Part 33

524 59 0
                                    

♡(∩o∩)♡

Denta masuk ke kamar sang adik membawa nampan berisi makanan, minum, serta obat penurun demam. Terbilang ia memang belum mendapat izin. Ia dapat memasuki kamar adiknya setelah bernegosiasi dengan Afka tentunya. Tadinya Denara yang ingin masuk, terlalu panik mendengar putranya demam. Namun, Afka menyarankan agar wanita itu tetap menunggu, ia sendiri yang berjanji akan menjaga adiknya. Kecuali jika keadaan memang darurat, tapi tentu semua tak berharap hal itu terjadi.

"Gak papa kan kakak yang masuk?" Tanyanya menyadari sang adik yang terus menatapnya mulai dari saat pertamakali ia membuka pintu. Anak itu mengangguk tak mempermasalahkan.

"Aku sendiri aja," lirih anak itu ketika tahu Denta akan menyuapinya. Bukannya apa, anak itu memang tak ingin membuat kakaknya semakin repot mengurusnya.  Keberadaan mereka di dekatnya saja sudah menjadi penenang tersendiri untuknya. Satu lagi, anak itu paling tak suka dimanja meskipun ia sadar jika beberapa orang justru sering memanjakannya.

"Oke. Dihabisin tapi."

Anak itu tak menggeleng, tak pula mengangguk. Tangannya sibuk menyendok, mulutnya kini sibuk mengunyah. Lagipula, Denta juga sudah tahu mengenai kebiasaan adiknya yang tak pernah menyisakan makanan.

"Afka titip pesen suruh minum obat. Katanya demam." Denta kembali bersuara. Tangannya menyerahkan segelas minum dan satu tablet pil putih. Sang adik mengangguk menerimanya.

"Makasih, Kak."

"Kalau sakit bilang, jangan ditahan. Ingat ucapan kamu ke kakak waktu itu? Tuhan ambil orang-orang yang kita sayang kerena sayangnya Tuhan ke mereka jauh lebih besar. Kakak minta kamu juga percaya itu."

Jeda.

"Susah, sedih, seneng, dan apapun perasaan itu, cuma giliran datengnya. Persis kayak mendung, hujan, pelangi, badai yang biasa ada. Di dunia ini nggak ada yang menetap. Kakak paham kamu tau ini dan kakak juga cuma ngingetin. Oke kalau sekarang kamu masih denial, tapi kakak harap ini nggak akan lama. Jangan salahin diri kamu padahal kamu sendiri nggak salah dan nggak tau apa-apa. Stop it!"
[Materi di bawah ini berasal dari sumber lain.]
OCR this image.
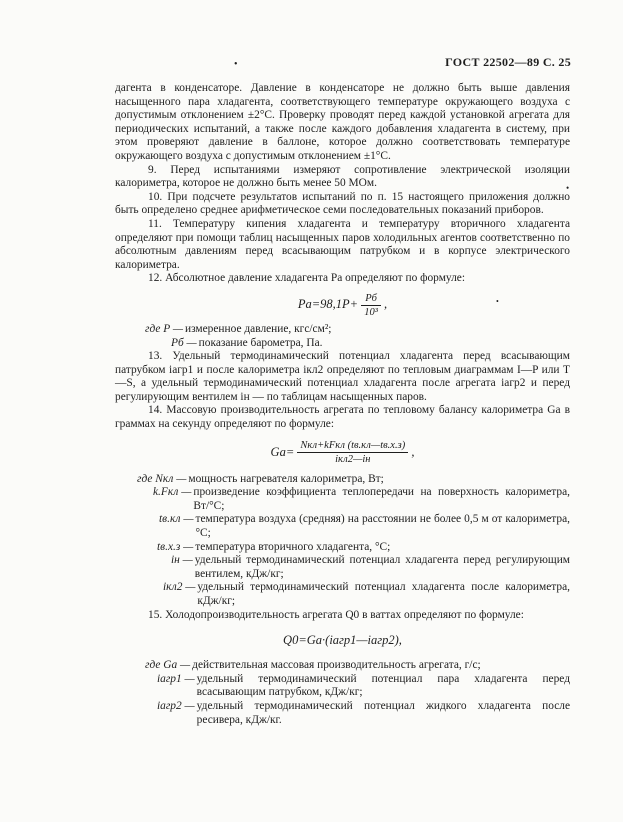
ГОСТ 22502—89 С. 25
•
•
•

дагента в конденсаторе. Давление в конденсаторе не должно быть выше давления насыщенного пара хладагента, соответствующего температуре окружающего воздуха с допустимым отклонением ±2°С. Проверку проводят перед каждой установкой агрегата для периодических испытаний, а также после каждого добавления хладагента в систему, при этом проверяют давление в баллоне, которое должно соответствовать температуре окружающего воздуха с допустимым отклонением ±1°С.

9. Перед испытаниями измеряют сопротивление электрической изоляции калориметра, которое не должно быть менее 50 МОм.

10. При подсчете результатов испытаний по п. 15 настоящего приложения должно быть определено среднее арифметическое семи последовательных показаний приборов.

11. Температуру кипения хладагента и температуру вторичного хладагента определяют при помощи таблиц насыщенных паров холодильных агентов соответственно по абсолютным давлениям перед всасывающим патрубком и в корпусе электрического калориметра.

12. Абсолютное давление хладагента Pa определяют по формуле:

$Pa=98,1P+ \frac{Pб}{\text{10³}}$ ,
где P — измеренное давление, кгс/см²;
Pб — показание барометра, Па.

13. Удельный термодинамический потенциал хладагента перед всасывающим патрубком iагр1 и после калориметра iкл2 определяют по тепловым диаграммам I—P или T—S, а удельный термодинамический потенциал хладагента после агрегата iагр2 и перед регулирующим вентилем iн — по таблицам насыщенных паров.

14. Массовую производительность агрегата по тепловому балансу калориметра Gа в граммах на секунду определяют по формуле:

$Ga= \frac{\text{Nкл+kFкл (tв.кл—tв.х.з)}}{\text{iкл2—iн}}$ ,
где Nкл — мощность нагревателя калориметра, Вт;
k.Fкл — произведение коэффициента теплопередачи на поверхность калориметра, Вт/°С;
tв.кл — температура воздуха (средняя) на расстоянии не более 0,5 м от калориметра, °С;
tв.х.з — температура вторичного хладагента, °С;
iн — удельный термодинамический потенциал хладагента перед регулирующим вентилем, кДж/кг;
iкл2 — удельный термодинамический потенциал хладагента после калориметра, кДж/кг;

15. Холодопроизводительность агрегата Q0 в ваттах определяют по формуле:

Q0=Ga·(iагр1—iагр2),
где Ga — действительная массовая производительность агрегата, г/с;
iагр1 — удельный термодинамический потенциал пара хладагента перед всасывающим патрубком, кДж/кг;
iагр2 — удельный термодинамический потенциал жидкого хладагента после ресивера, кДж/кг.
"Tapi nyatanya semua orang nyalahin aku."

"Dan mereka nyesel karena tau kalau mereka sendiri salah kan? Kakak nggak mau nantinya kamu juga nyesel. Kamu harus lebih sayang dan peduli sama diri kamu, Dek. Itu susah, tapi kamu nggak sendiri. Ada kakak. Kita bisa usaha bareng-bareng."

Anak itu tersenyum. "Mungkin aku cuma lagi capek."

"Istirahat. Kalau kamu mau sendiri buat istirahat it's okay. Tapi, jangan buat nyalahin diri. Jangan mikirin hal-hal yang buat kamu nangis. Tenangin diri. Kakak tau kamu bisa."

Keheningan itu berlangsung cukup la. Tak ada lagi yang berniat buka suara. Semua sibuk dengan pikirannya masing-masing. Hingga suara yang termuda mengusir senyap yang ada.

"Boleh aku istirahat sekarang?"

"Pintunya nggak akan dikunci, Kak." Sambungnya kemudian.

"Panggil kakak kalau butuh sesuatu. Bisa?"

Anak itu mengangguk pasti. Tubuhnya kini berbaring di bed kenyamanannya. Tak butuh waktu lama, anak itu tertidur lelap.

***

"Mau ditemenin? Kalau iya, kakak nggak pulang."

Alan mengangkat pandangannya. Ada Afka yang kini tengah datang membawa nampan berisi makanan. Anak itu meringis merasa telah banyak merepotkan.

"Aku bisa sendiri," protesnya mau tak mau menerima sepiring makanan yang disodorkan Afka.

"Siang tadi kalau nggak diambilin apa bener jadi makan?" Tanya Afka setengah menghakimi.